MINUSTAH: Corruption et arrogance

Des soldats Brésiliens de la Minustah
Des soldats du contingent brésilien de la Minustah (2010)

Ce dimanche 5 juin, des militaires appartenant aux forces de Nations-Unies en Haïti (MINUSTAH), se sont considérés au-dessus des lois du pays. Revenant d’un séjour aux États-Unis, ils ont refusé de se soumettre à l’inspection douanière obligatoire à l’aéroport Toussaint Louverture de Port-au-Prince, et ont fait appel à leurs frères d’armes qui manu militari vinrent « interrompre le travail de vérification des douaniers, prendre [leurs] bagages et repartir avec [eux] »(1).

Imaginez le tollé que causerait les militaires Haïtiens qui agiraient de la sorte. Les sempiternels opposants y puiseraient leurs munitions pour blâmer et vilipender. Où sont-ils aujourd’hui? Ils sont devenus des observateurs prudent qui choisissent avec une extrême précaution leur bataille ne voulant pas perdre certains avantages. Il est beaucoup plus facile de questionner un arrêté présidentiel décrétant la fête de l’Ascension un jour de congé, que de s’attaquer aux puissantes forces qui nous humilient, mais détiennent le pouvoir des bourses.

La MINUSTAH a outrepassé sa mission qui est d’assurer un climat sûr et stable et d’assister le Gouvernement(2), et ce avec la complicité d’un président lui accordant mille coudées, ne voulant pas ainsi déplaire sa hiérarchie. Les infractions s’observent depuis quelques années. Ces derniers mois, elles sont devenues plus patentes avec l’arrogance indécente des responsables de la force internationale, dont Edmond Mulet, représentant spécial du secrétaire général de l’ONU et chef de la MINUSTAH.

Outragés, nous avons perçu cette arrogance dans les prestations de ce dernier lors de la dernière campagne électorale, le jour des élections du premier tour et les semaines suivantes. Agissant en proconsul, il parcourait le pays imposant ses volontés et ne lésinant pas sur les moyens. On se souvient du révoltant chantage de l’après-élection quand il menaçait de retirer les forces de l’ONU du pays si « la volonté du peuple n’est pas respecté ».

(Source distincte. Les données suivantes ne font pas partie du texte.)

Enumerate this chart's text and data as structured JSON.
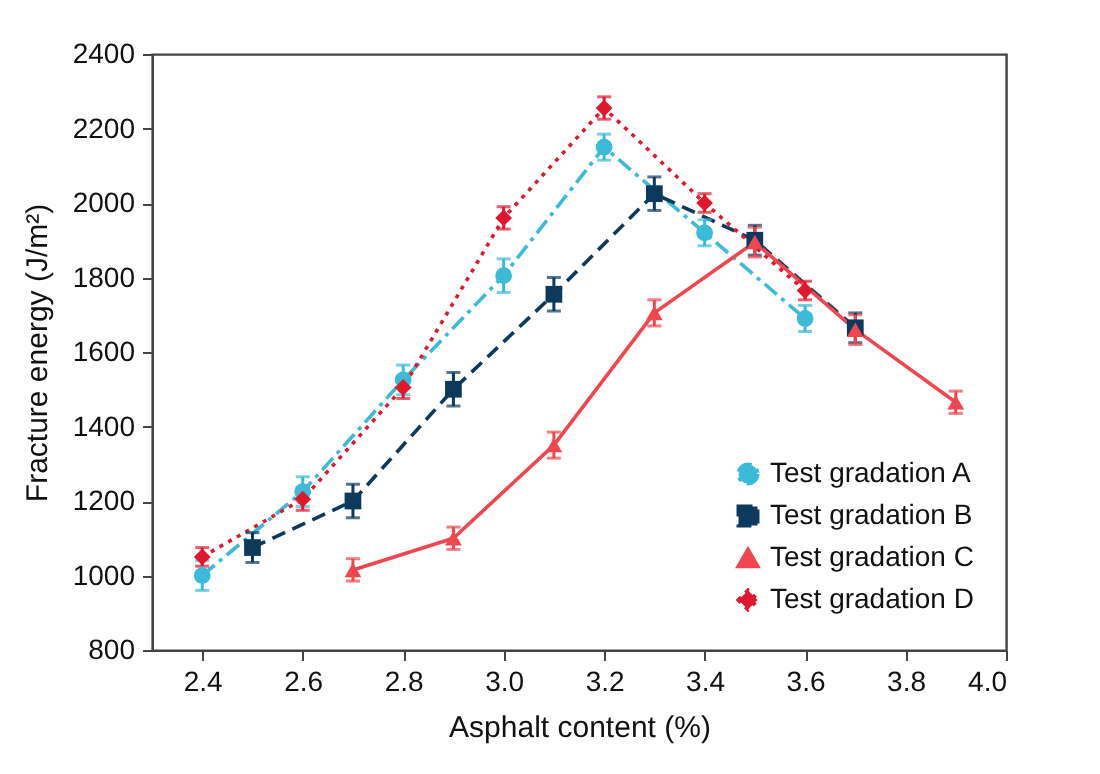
{
  "chart_data": {
    "type": "line",
    "xlabel": "Asphalt content (%)",
    "ylabel": "Fracture energy (J/m²)",
    "xlim": [
      2.3,
      4.0
    ],
    "xticks": [
      2.4,
      2.6,
      2.8,
      {
        "value": 3,
        "label": "3.0"
      },
      3.2,
      3.4,
      3.6,
      3.8,
      {
        "value": 4,
        "label": "4.0"
      }
    ],
    "ylim": [
      800,
      2400
    ],
    "yticks": [
      800,
      1000,
      1200,
      1400,
      1600,
      1800,
      2000,
      2200,
      2400
    ],
    "grid": false,
    "legend": "bottom right",
    "series": [
      {
        "name": "Test gradation A",
        "color": "#3bbbd8",
        "marker": "circle",
        "line_style": "dashdot",
        "x": [
          2.4,
          2.6,
          2.8,
          3.0,
          3.2,
          3.4,
          3.6
        ],
        "values": [
          1000,
          1225,
          1525,
          1805,
          2150,
          1920,
          1690
        ],
        "errors": [
          40,
          40,
          40,
          45,
          35,
          35,
          35
        ]
      },
      {
        "name": "Test gradation B",
        "color": "#0d3a5c",
        "marker": "square",
        "line_style": "dashed",
        "x": [
          2.5,
          2.7,
          2.9,
          3.1,
          3.3,
          3.5,
          3.7
        ],
        "values": [
          1075,
          1200,
          1500,
          1755,
          2025,
          1900,
          1665
        ],
        "errors": [
          40,
          45,
          45,
          45,
          45,
          40,
          40
        ]
      },
      {
        "name": "Test gradation C",
        "color": "#f0464f",
        "marker": "triangle",
        "line_style": "solid",
        "x": [
          2.7,
          2.9,
          3.1,
          3.3,
          3.5,
          3.7,
          3.9
        ],
        "values": [
          1015,
          1100,
          1350,
          1705,
          1895,
          1660,
          1465
        ],
        "errors": [
          30,
          30,
          35,
          35,
          40,
          40,
          30
        ]
      },
      {
        "name": "Test gradation D",
        "color": "#e0182d",
        "marker": "diamond",
        "line_style": "dotted",
        "x": [
          2.4,
          2.6,
          2.8,
          3.0,
          3.2,
          3.4,
          3.6
        ],
        "values": [
          1050,
          1205,
          1505,
          1960,
          2255,
          2000,
          1765
        ],
        "errors": [
          25,
          30,
          30,
          30,
          30,
          25,
          25
        ]
      }
    ]
  }
}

Créé par la résolution 1542 du Conseil de sécurité des Nations-Unies, le 30 avril 2004 et déployé, pour une période de six mois le 1er juin 2004, la MINUSTAH se trouve en Haïti depuis plus de sept ans. Ses défenseurs lui attribuent la pacification de certains quartiers chauds, mais à quel prix ?(3) Elle a probablement permis à René Préval de passer à l’histoire comme le seul président qui ait terminé deux termes non consécutifs passant ainsi l’écharpe présidentielle à deux successeurs élus. Toutefois, le kidnapping, ce phénomène nouveau s’est intensifié malgré la présence de ces militaires étrangers. Des bandes armées s’hibernent et se réveillent périodiquement pour semer le deuil dans les familles et menacer la sécurité des biens. Elle devint même suspecte aux yeux de la population après la mort d’un jeune compatriote à l’intérieur de l’une de leur base au Cap-Haïtien, et la population se demande perplexe combien d’autres forfaits ont pu être commis, à notre insu, sur nos compatriotes dans ces locaux. Récemment, elle a été pointée du doigt par des experts recherchant la source de l’épidémie de choléra qui terrasse la population depuis près de neuf mois.

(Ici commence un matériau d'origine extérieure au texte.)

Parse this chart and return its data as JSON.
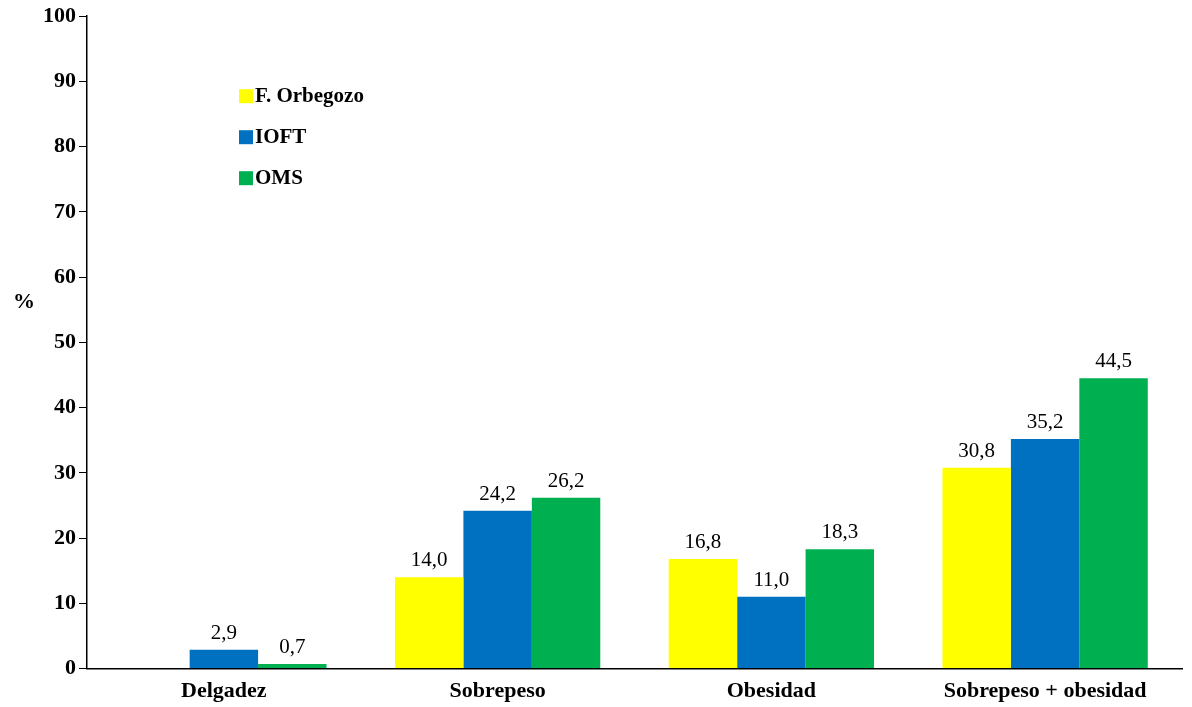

Le nouveau président, une fois passé la malheureuse diversion de l’amendement constitutionnel et la saga de la ratification de son premier ministre, devra se pencher sérieusement sur la présence des ces militaires étrangers sur notre territoire et commencer par penser à la réanimation de notre force armée victime d’une tentative d’euthanasie politique.

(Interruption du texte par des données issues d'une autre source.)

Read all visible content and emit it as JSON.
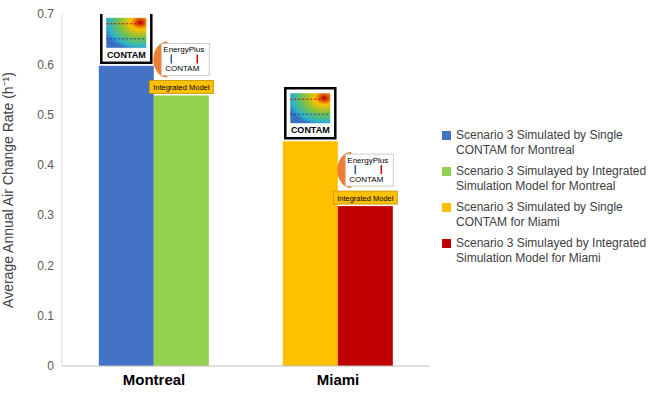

Il a promis de mettre une fin aux humiliations en série que nous subissons ici, en Haïti, et ailleurs. Qu’il commence par ce premier pas.

J.A.

  1. « Incident à L’Aéroport International Toussaint Louverture. » Haiti Libre. Publié le 6 Juin 2011. [http://www.haitilibre.com/article-3109-haiti-insecurite-incident-a-l-aeroport-international-toussaint-louverture.html] Visité le 7 juin 2011.
  2. Le mandat de cette force a été revu au cours des années.
  3. Qu’on se souvienne du massacre perpétué par les casques bleu à l’aube du 6 juillet 2005 à Cité soleil.